问题
I'm trying to compile code in g++ and I get the following errors:
In file included from scanner.hpp:8,
from scanner.cpp:5:
parser.hpp:14: error: ‘Scanner’ does not name a type
parser.hpp:15: error: ‘Token’ does not name a type
Here's my g++ command:
g++ parser.cpp scanner.cpp -Wall
Here's parser.hpp:
#ifndef PARSER_HPP
#define PARSER_HPP
#include <string>
#include <map>
#include "scanner.hpp"
using std::string;
class Parser
{
// Member Variables
private:
Scanner lex; // Lexical analyzer
Token look; // tracks the current lookahead token
// Member Functions
<some function declarations>
};
#endif
and here's scanner.hpp:
#ifndef SCANNER_HPP
#define SCANNER_HPP
#include <iostream>
#include <cctype>
#include <string>
#include <map>
#include "parser.hpp"
using std::string;
using std::map;
enum
{
// reserved words
BOOL, ELSE, IF, TRUE, WHILE, DO, FALSE, INT, VOID,
// punctuation and operators
LPAREN, RPAREN, LBRACK, RBRACK, LBRACE, RBRACE, SEMI, COMMA, PLUS, MINUS, TIMES,
DIV, MOD, AND, OR, NOT, IS, ADDR, EQ, NE, LT, GT, LE, GE,
// symbolic constants
NUM, ID, ENDFILE, ERROR
};
class Token
{
public:
int tag;
int value;
string lexeme;
Token() {tag = 0;}
Token(int t) {tag = t;}
};
class Num : public Token
{
public:
Num(int v) {tag = NUM; value = v;}
};
class Word : public Token
{
public:
Word() {tag = 0; lexeme = "default";}
Word(int t, string l) {tag = t; lexeme = l;}
};
class Scanner
{
private:
int line; // which line the compiler is currently on
int depth; // how deep in the parse tree the compiler is
map<string,Word> words; // list of reserved words and used identifiers
// Member Functions
public:
Scanner();
Token scan();
string printTag(int);
friend class Parser;
};
#endif
anyone see the problem? I feel like I'm missing something incredibly obvious.
回答1:
parser.hpp incluser scanner.hpp and vice versa.

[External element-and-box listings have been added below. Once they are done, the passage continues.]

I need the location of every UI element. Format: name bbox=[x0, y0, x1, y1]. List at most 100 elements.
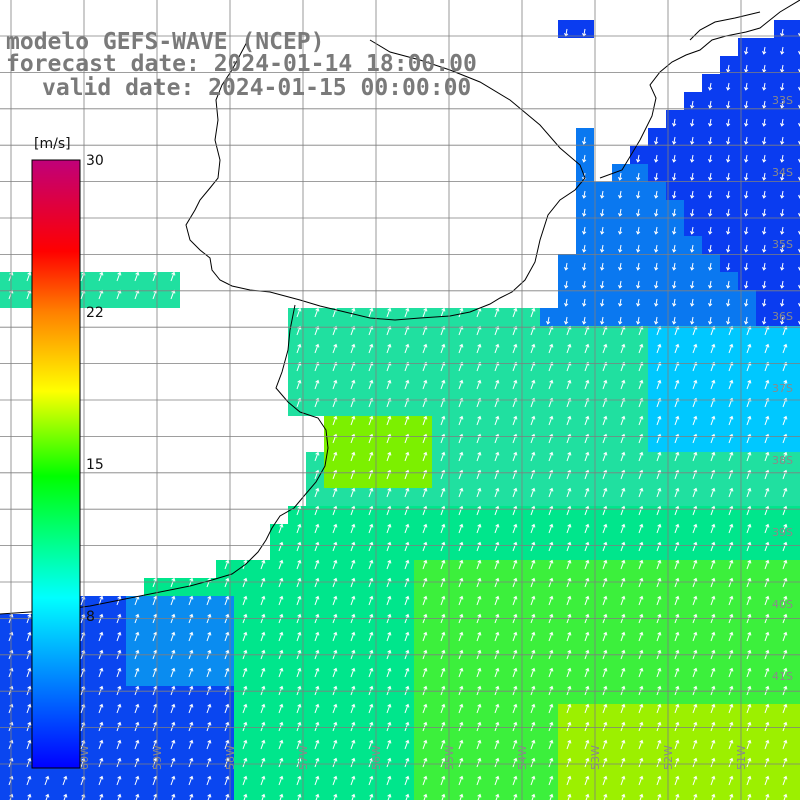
wind-arrow bbox=[710, 595, 716, 606]
wind-arrow bbox=[476, 667, 482, 678]
wind-arrow bbox=[404, 667, 410, 678]
wind-arrow bbox=[726, 226, 731, 235]
colorbar-tick-30: 30 bbox=[86, 153, 104, 169]
wind-arrow bbox=[296, 541, 302, 552]
wind-arrow bbox=[692, 505, 698, 516]
wind-arrow bbox=[170, 739, 176, 750]
wind-arrow bbox=[566, 703, 572, 714]
wind-arrow bbox=[368, 541, 374, 552]
wind-arrow bbox=[242, 577, 248, 588]
wind-arrow bbox=[332, 451, 338, 462]
wind-arrow bbox=[584, 721, 590, 732]
wind-arrow bbox=[512, 577, 518, 588]
wind-cell bbox=[360, 794, 378, 800]
wind-arrow bbox=[386, 307, 392, 318]
wind-arrow bbox=[350, 379, 356, 390]
wind-arrow bbox=[744, 190, 749, 199]
wind-arrow bbox=[404, 505, 410, 516]
wind-arrow bbox=[404, 487, 410, 498]
wind-arrow bbox=[440, 667, 446, 678]
wind-arrow bbox=[368, 487, 374, 498]
wind-arrow bbox=[764, 739, 770, 750]
wind-arrow bbox=[386, 667, 392, 678]
wind-arrow bbox=[26, 775, 32, 786]
wind-arrow bbox=[278, 577, 284, 588]
wind-arrow bbox=[350, 505, 356, 516]
wind-arrow bbox=[476, 487, 482, 498]
wind-arrow bbox=[458, 343, 464, 354]
wind-arrow bbox=[654, 262, 659, 271]
wind-arrow bbox=[582, 298, 587, 307]
wind-cell bbox=[792, 470, 800, 488]
wind-arrow bbox=[746, 595, 752, 606]
wind-arrow bbox=[674, 487, 680, 498]
wind-arrow bbox=[585, 793, 590, 800]
wind-arrow bbox=[618, 280, 623, 289]
wind-arrow bbox=[746, 523, 752, 534]
wind-arrow bbox=[476, 307, 482, 318]
wind-arrow bbox=[512, 343, 518, 354]
wind-arrow bbox=[708, 82, 713, 91]
wind-arrow bbox=[405, 793, 410, 800]
wind-cell bbox=[792, 308, 800, 326]
wind-arrow bbox=[728, 631, 734, 642]
wind-arrow bbox=[440, 757, 446, 768]
wind-arrow bbox=[710, 325, 716, 336]
title-forecast-date: forecast date: 2024-01-14 18:00:00 bbox=[6, 51, 477, 77]
wind-arrow bbox=[602, 487, 608, 498]
wind-arrow bbox=[476, 343, 482, 354]
wind-arrow bbox=[726, 136, 731, 145]
wind-arrow bbox=[314, 721, 320, 732]
wind-arrow bbox=[530, 505, 536, 516]
wind-arrow bbox=[780, 46, 785, 55]
wind-arrow bbox=[783, 793, 788, 800]
wind-arrow bbox=[368, 721, 374, 732]
wind-arrow bbox=[512, 685, 518, 696]
wind-arrow bbox=[548, 757, 554, 768]
wind-arrow bbox=[780, 64, 785, 73]
wind-arrow bbox=[530, 451, 536, 462]
wind-arrow bbox=[314, 667, 320, 678]
wind-arrow bbox=[530, 721, 536, 732]
wind-arrow bbox=[744, 226, 749, 235]
wind-arrow bbox=[618, 316, 623, 325]
wind-arrow bbox=[674, 757, 680, 768]
wind-arrow bbox=[476, 703, 482, 714]
wind-arrow bbox=[188, 685, 194, 696]
wind-arrow bbox=[728, 505, 734, 516]
wind-cell bbox=[792, 434, 800, 452]
wind-arrow bbox=[350, 451, 356, 462]
wind-arrow bbox=[582, 316, 587, 325]
wind-arrow bbox=[170, 271, 176, 282]
longitude-label: 53W bbox=[589, 745, 602, 770]
wind-arrow bbox=[600, 316, 605, 325]
wind-arrow bbox=[350, 415, 356, 426]
wind-arrow bbox=[638, 523, 644, 534]
wind-arrow bbox=[458, 541, 464, 552]
wind-arrow bbox=[620, 541, 626, 552]
wind-arrow bbox=[476, 379, 482, 390]
wind-arrow bbox=[278, 667, 284, 678]
wind-arrow bbox=[368, 595, 374, 606]
wind-arrow bbox=[710, 667, 716, 678]
wind-arrow bbox=[746, 451, 752, 462]
wind-arrow bbox=[782, 343, 788, 354]
wind-arrow bbox=[566, 415, 572, 426]
wind-arrow bbox=[512, 757, 518, 768]
wind-arrow bbox=[638, 343, 644, 354]
wind-arrow bbox=[44, 775, 50, 786]
wind-arrow bbox=[512, 505, 518, 516]
wind-arrow bbox=[674, 631, 680, 642]
wind-arrow bbox=[764, 505, 770, 516]
wind-arrow bbox=[672, 118, 677, 127]
wind-arrow bbox=[726, 244, 731, 253]
wind-arrow bbox=[134, 703, 140, 714]
wind-arrow bbox=[620, 739, 626, 750]
wind-arrow bbox=[710, 487, 716, 498]
wind-arrow bbox=[710, 505, 716, 516]
wind-arrow bbox=[206, 757, 212, 768]
wind-arrow bbox=[621, 793, 626, 800]
wind-arrow bbox=[404, 739, 410, 750]
wind-cell bbox=[396, 794, 414, 800]
wind-arrow bbox=[548, 631, 554, 642]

So one file evalated before the other.
You can use a forward declaration like
class Scanner;
or reorginaze your headers
回答2:
You are including Scanner.hpp
in Parser.hpp
and you are also including Parser.hpp
in Scanner.hpp
.
If you include Scanner.hpp
in your source file then the definition of the Parser
class will appear before the definition of the Scanner
class and you will get the error you are seeing.
Resolve the circular dependency and your problem will go away (headers should never circularly depend on each other for types).
回答3:
You have circular #include
reference: one header file includes another and vice versa. You need to break this loop somehow.